Depending on the complexity and objective of the exam, each student will perform better or worse. For example, in a history exam with specific dates, RAG might work better, while in a mathematical reasoning exam, fine-tuning would be more appropriate. In a simple exam where the form of the answer matters, with more or less general knowledge, ICL would suffice and no additional effort would be required. Each technique requires a different type of infrastructure and expenditure.

Technical requirements for each strategy

ICL stands out for its simplicity, low implementation cost, and flexibility, far surpassing the other two techniques in these aspects. It does not require additional infrastructure, embedding generation, or training processes, making it a particularly attractive option for simple cases, experimentation phases, or rapid adaptation to new contexts.

However, ICL performance tends to decrease as task complexity increases, and depends heavily on both the quality of the prompt and the model's ability to handle long contexts. ICL is often considered the first strategy to evaluate before resorting to more costly techniques, as it allows hypotheses to be validated and useful results to be obtained with minimal effort.

When using RAG, the technical and operational requirements are more demanding. It is necessary to have a high-quality document base, which will serve as a source of knowledge for the model. For the system to function properly, a vector database must be integrated to store the numerical representations of the texts, along with an ingestion and processing pipeline capable of dividing the documents into manageable fragments (chunks).

In addition, an embedding model is required to convert the text into semantic vectors, and a retrieval mechanism that, when faced with a query, identifies the most relevant fragments within the knowledge base.
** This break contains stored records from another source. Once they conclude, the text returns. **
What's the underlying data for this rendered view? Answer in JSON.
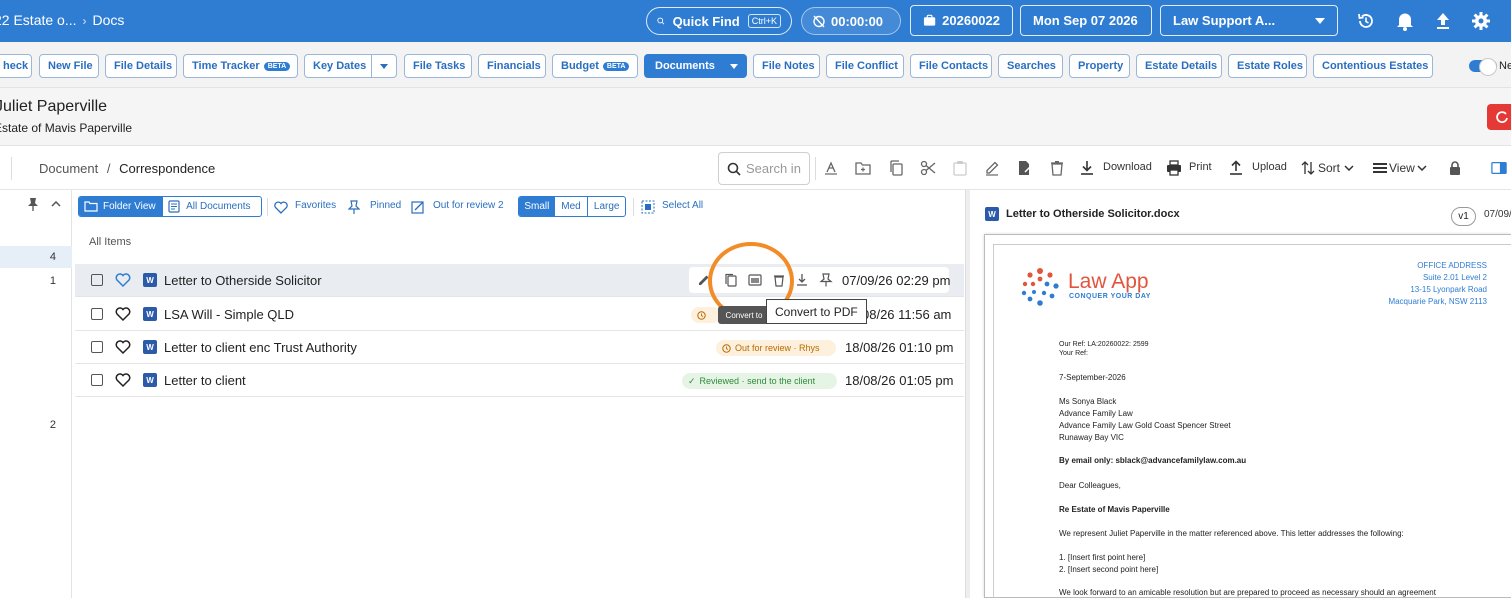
{
  "topbar": {
    "matter_crumb": "22 Estate o...",
    "docs_crumb": "Docs",
    "quick_find": "Quick Find",
    "quick_find_kbd": "Ctrl+K",
    "timer": "00:00:00",
    "matter_no": "20260022",
    "date": "Mon Sep 07 2026",
    "office_select": "Law Support A..."
  },
  "tabs": {
    "check": "heck",
    "new_file": "New File",
    "file_details": "File Details",
    "time_tracker": "Time Tracker",
    "beta": "BETA",
    "key_dates": "Key Dates",
    "file_tasks": "File Tasks",
    "financials": "Financials",
    "budget": "Budget",
    "documents": "Documents",
    "file_notes": "File Notes",
    "file_conflict": "File Conflict",
    "file_contacts": "File Contacts",
    "searches": "Searches",
    "property": "Property",
    "estate_details": "Estate Details",
    "estate_roles": "Estate Roles",
    "contentious_estates": "Contentious Estates",
    "toggle_label": "Ne"
  },
  "client": {
    "name": "Juliet Paperville",
    "subtitle": "Estate of Mavis Paperville"
  },
  "toolbar": {
    "breadcrumb_root": "Document",
    "breadcrumb_sep": "/",
    "breadcrumb_current": "Correspondence",
    "search_placeholder": "Search in",
    "download": "Download",
    "print": "Print",
    "upload": "Upload",
    "sort": "Sort",
    "view": "View"
  },
  "left_panel": {
    "counts": [
      "4",
      "1",
      "2"
    ]
  },
  "filters": {
    "folder_view": "Folder View",
    "all_documents": "All Documents",
    "favorites": "Favorites",
    "pinned": "Pinned",
    "out_for_review": "Out for review 2",
    "small": "Small",
    "med": "Med",
    "large": "Large",
    "select_all": "Select All"
  },
  "list": {
    "heading": "All Items",
    "rows": [
      {
        "name": "Letter to Otherside Solicitor",
        "date": "07/09/26 02:29 pm",
        "status": ""
      },
      {
        "name": "LSA Will - Simple QLD",
        "date": "08/26 11:56 am",
        "status": ""
      },
      {
        "name": "Letter to client enc Trust Authority",
        "date": "18/08/26 01:10 pm",
        "status": "Out for review · Rhys"
      },
      {
        "name": "Letter to client",
        "date": "18/08/26 01:05 pm",
        "status": "Reviewed · send to the client"
      }
    ],
    "tooltip_small": "Convert to",
    "tooltip": "Convert to PDF"
  },
  "preview": {
    "title": "Letter to Otherside Solicitor.docx",
    "version": "v1",
    "date": "07/09/",
    "logo_name": "Law App",
    "logo_tag": "CONQUER YOUR DAY",
    "office_lines": [
      "OFFICE ADDRESS",
      "Suite 2.01 Level 2",
      "13-15 Lyonpark Road",
      "Macquarie Park, NSW 2113"
    ],
    "our_ref": "Our Ref: LA:20260022: 2599",
    "your_ref": "Your Ref:",
    "letter_date": "7-September-2026",
    "recipient": [
      "Ms Sonya Black",
      "Advance Family Law",
      "Advance Family Law Gold Coast Spencer Street",
      "Runaway Bay VIC"
    ],
    "by_email": "By email only: sblack@advancefamilylaw.com.au",
    "salutation": "Dear Colleagues,",
    "re": "Re Estate of Mavis Paperville",
    "intro": "We represent Juliet Paperville in the matter referenced above. This letter addresses the following:",
    "point1": "1. [Insert first point here]",
    "point2": "2. [Insert second point here]",
    "closing": "We look forward to an amicable resolution but are prepared to proceed as necessary should an agreement"
  },
  "colors": {
    "brand_blue": "#2f7dd3",
    "highlight_orange": "#f28c28",
    "logo_red": "#e2553d"
  }
}
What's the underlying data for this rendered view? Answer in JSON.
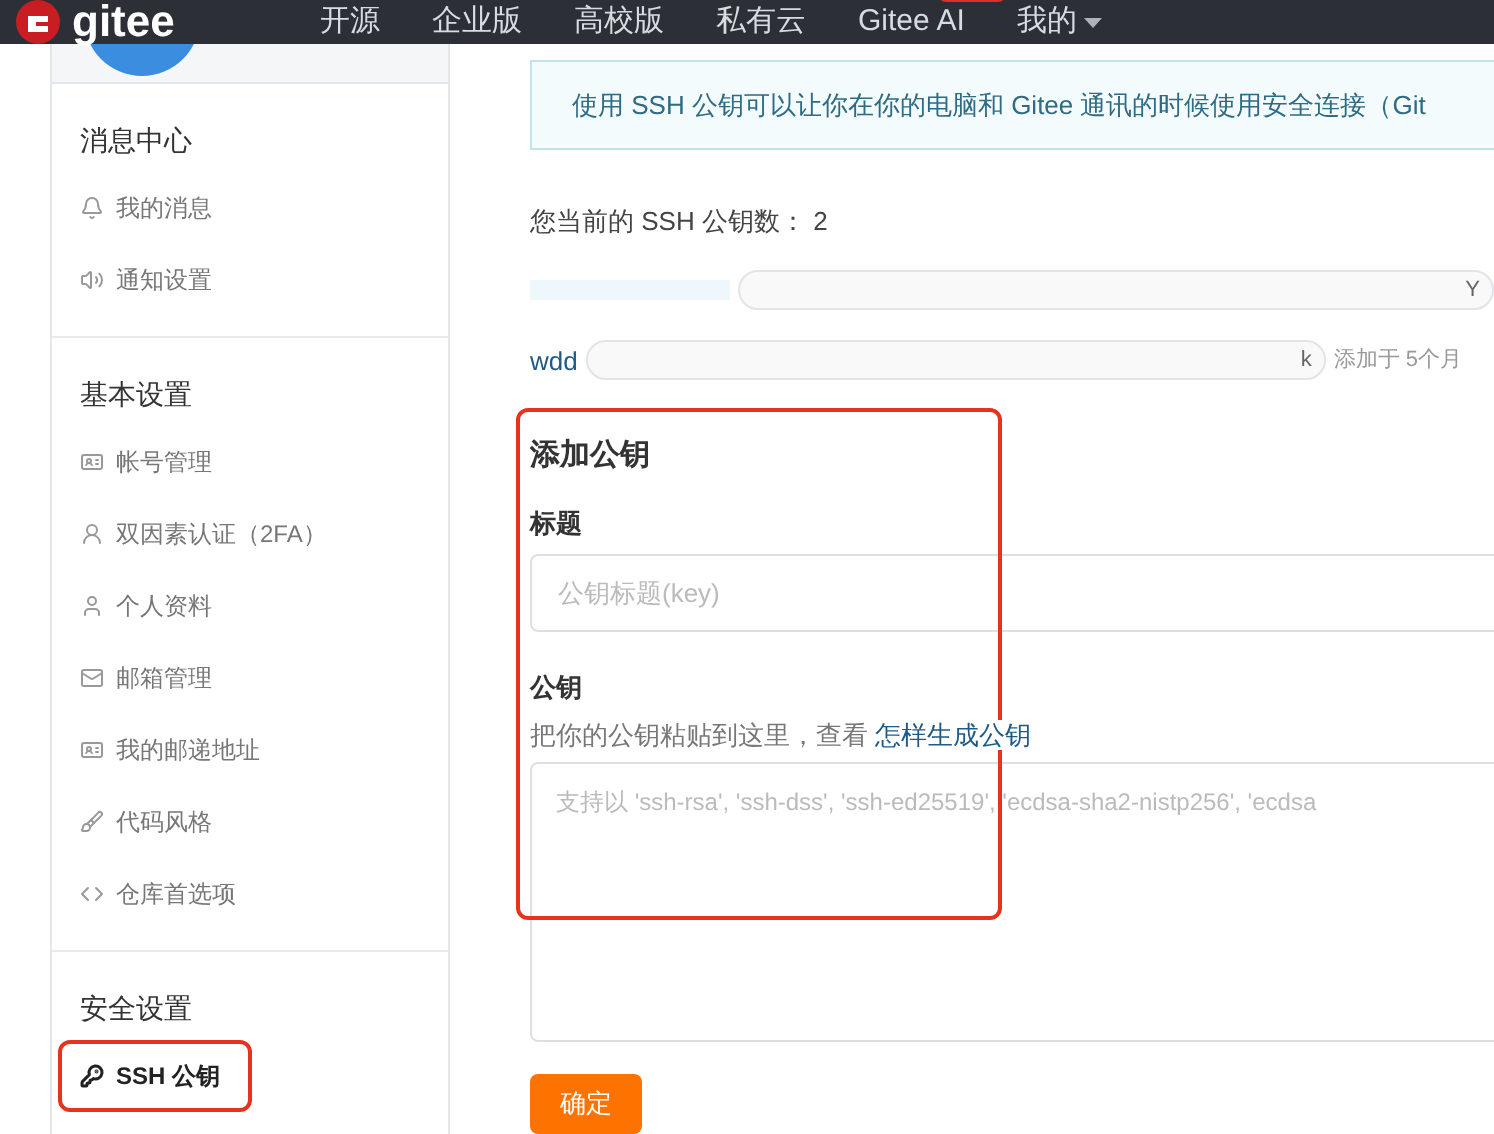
{
  "navbar": {
    "logo": "gitee",
    "items": [
      {
        "label": "开源",
        "kind": "link"
      },
      {
        "label": "企业版",
        "kind": "link"
      },
      {
        "label": "高校版",
        "kind": "link"
      },
      {
        "label": "私有云",
        "kind": "link"
      },
      {
        "label": "Gitee AI",
        "kind": "badged"
      },
      {
        "label": "我的",
        "kind": "dropdown"
      }
    ]
  },
  "sidebar": {
    "sections": [
      {
        "title": "消息中心",
        "items": [
          {
            "label": "我的消息",
            "kind": "bell",
            "selected": false,
            "highlighted": false
          },
          {
            "label": "通知设置",
            "kind": "speaker",
            "selected": false,
            "highlighted": false
          }
        ]
      },
      {
        "title": "基本设置",
        "items": [
          {
            "label": "帐号管理",
            "kind": "card",
            "selected": false,
            "highlighted": false
          },
          {
            "label": "双因素认证（2FA）",
            "kind": "person",
            "selected": false,
            "highlighted": false
          },
          {
            "label": "个人资料",
            "kind": "user",
            "selected": false,
            "highlighted": false
          },
          {
            "label": "邮箱管理",
            "kind": "mail",
            "selected": false,
            "highlighted": false
          },
          {
            "label": "我的邮递地址",
            "kind": "card",
            "selected": false,
            "highlighted": false
          },
          {
            "label": "代码风格",
            "kind": "brush",
            "selected": false,
            "highlighted": false
          },
          {
            "label": "仓库首选项",
            "kind": "code",
            "selected": false,
            "highlighted": false
          }
        ]
      },
      {
        "title": "安全设置",
        "items": [
          {
            "label": "SSH 公钥",
            "kind": "key",
            "selected": true,
            "highlighted": true
          }
        ]
      }
    ]
  },
  "main": {
    "notice": "使用 SSH 公钥可以让你在你的电脑和 Gitee 通讯的时候使用安全连接（Git",
    "key_count_label": "您当前的 SSH 公钥数：",
    "key_count": "2",
    "keys": [
      {
        "fingerprint_end": "Y"
      },
      {
        "name": "wdd",
        "fingerprint_end": "k",
        "added": "添加于 5个月"
      }
    ],
    "form": {
      "heading": "添加公钥",
      "highlighted": true,
      "title_label": "标题",
      "title_placeholder": "公钥标题(key)",
      "key_label": "公钥",
      "key_help": "把你的公钥粘贴到这里，查看 ",
      "key_help_link": "怎样生成公钥",
      "key_placeholder": "支持以 'ssh-rsa', 'ssh-dss', 'ssh-ed25519', 'ecdsa-sha2-nistp256', 'ecdsa",
      "submit": "确定"
    }
  }
}
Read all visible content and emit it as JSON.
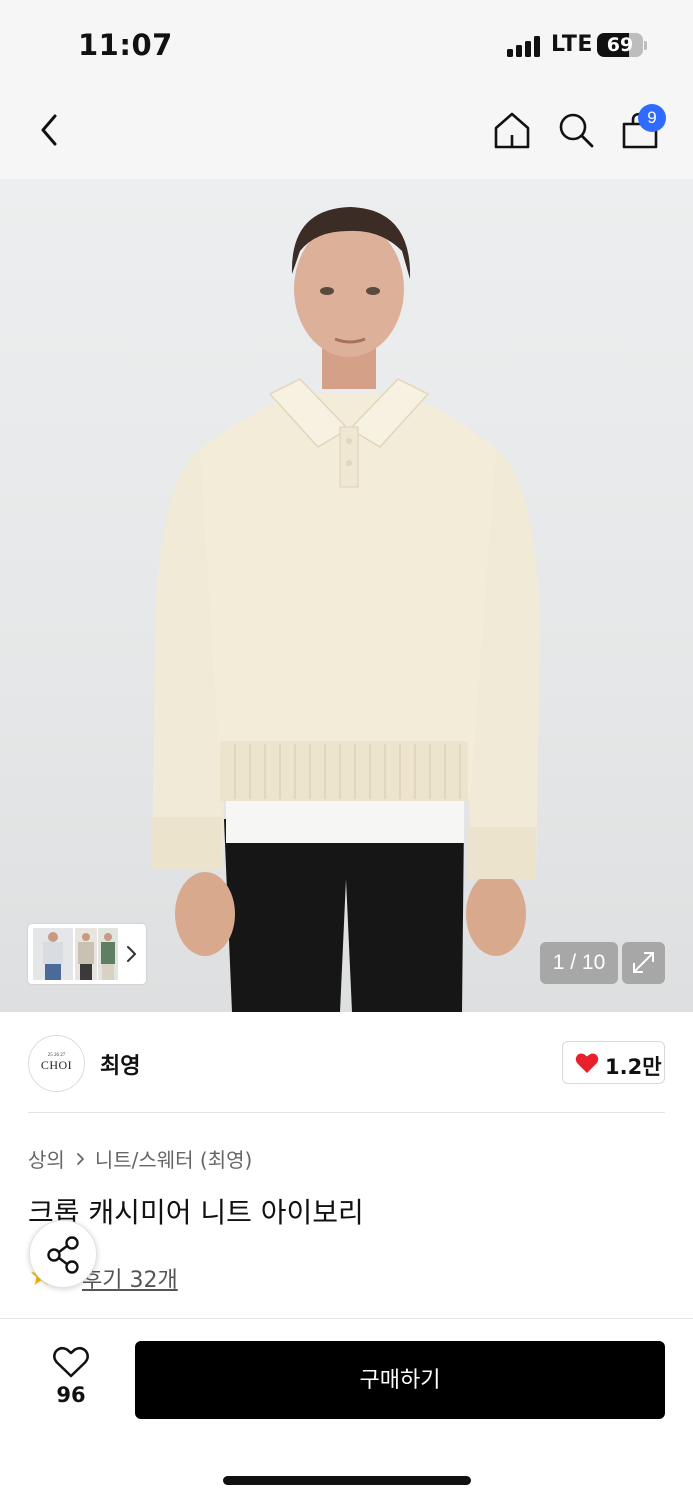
{
  "status_bar": {
    "time": "11:07",
    "network": "LTE",
    "battery_percent": "69",
    "battery_level": 0.69
  },
  "nav": {
    "cart_badge": "9",
    "badge_color": "#2f6bff"
  },
  "gallery": {
    "counter": "1 / 10",
    "current_image": 1,
    "total_images": 10
  },
  "brand": {
    "logo_top": "25 26 27",
    "logo_text": "CHOI",
    "name": "최영",
    "like_count": "1.2만"
  },
  "product": {
    "breadcrumb": [
      "상의",
      "니트/스웨터 (최영)"
    ],
    "title": "크롭 캐시미어 니트 아이보리",
    "review_label": "후기 32개"
  },
  "bottom_bar": {
    "wish_count": "96",
    "buy_label": "구매하기"
  },
  "colors": {
    "accent_blue": "#2f6bff",
    "heart_red": "#e8202b",
    "star_yellow": "#f5b800",
    "buy_button": "#000000"
  },
  "icons": [
    "back-chevron-icon",
    "home-icon",
    "search-icon",
    "shopping-bag-icon",
    "expand-icon",
    "heart-icon",
    "share-icon",
    "star-icon"
  ]
}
This process inevitably introduces some latency, as searching and retrieving information requires additional time before the model can generate a response.

A basic RAG environment can be implemented using managed services (embeddings API and vector base in the cloud), so the initial configuration does not have to be complex, although it is more expensive than ICL. The main costs come from data storage, embedding generation, and the increase in the number of tokens processed in each query.

Fine-tuning is the most demanding technique of the three, both in terms of time and resources. It requires a large amount of high-quality data that is well labelled and representative of the specific domain or task to be improved. Preparing this dataset and ensuring that it is well structured, clean, and balanced often requires a significant amount of time and has a direct impact on the quality of the final result.

In addition, the process requires an adequate training infrastructure, generally one or more GPUs, depending on the size of the base model. The process also requires specialised technical personnel with experience in hyperparameter tuning, validation and model monitoring after deployment. These tasks are critical to avoid overfitting and ensure stable performance in production.

Some frontier models offer the possibility of fine tuning from the API itself, which solves many of the problems mentioned so far, but the cost of inference can increase . Furthermore, this functionality is not common, and, for example, GPT-5 has not maintained this option, having focused its development on Agentic-AI-oriented functionalities.

Performance of each technique according to use case

The ability of fine-tuning to add new knowledge is a matter of debate in the current literature, with some studies claiming that using this technique to teach factual or external information to the model may, in fact, increase the likelihood of generating hallucinations.

In general terms, if the objective is for an LLM to be able to use and reason about new or updated data, the literature indicates that RAG is the most appropriate option, even in highly specialised contexts.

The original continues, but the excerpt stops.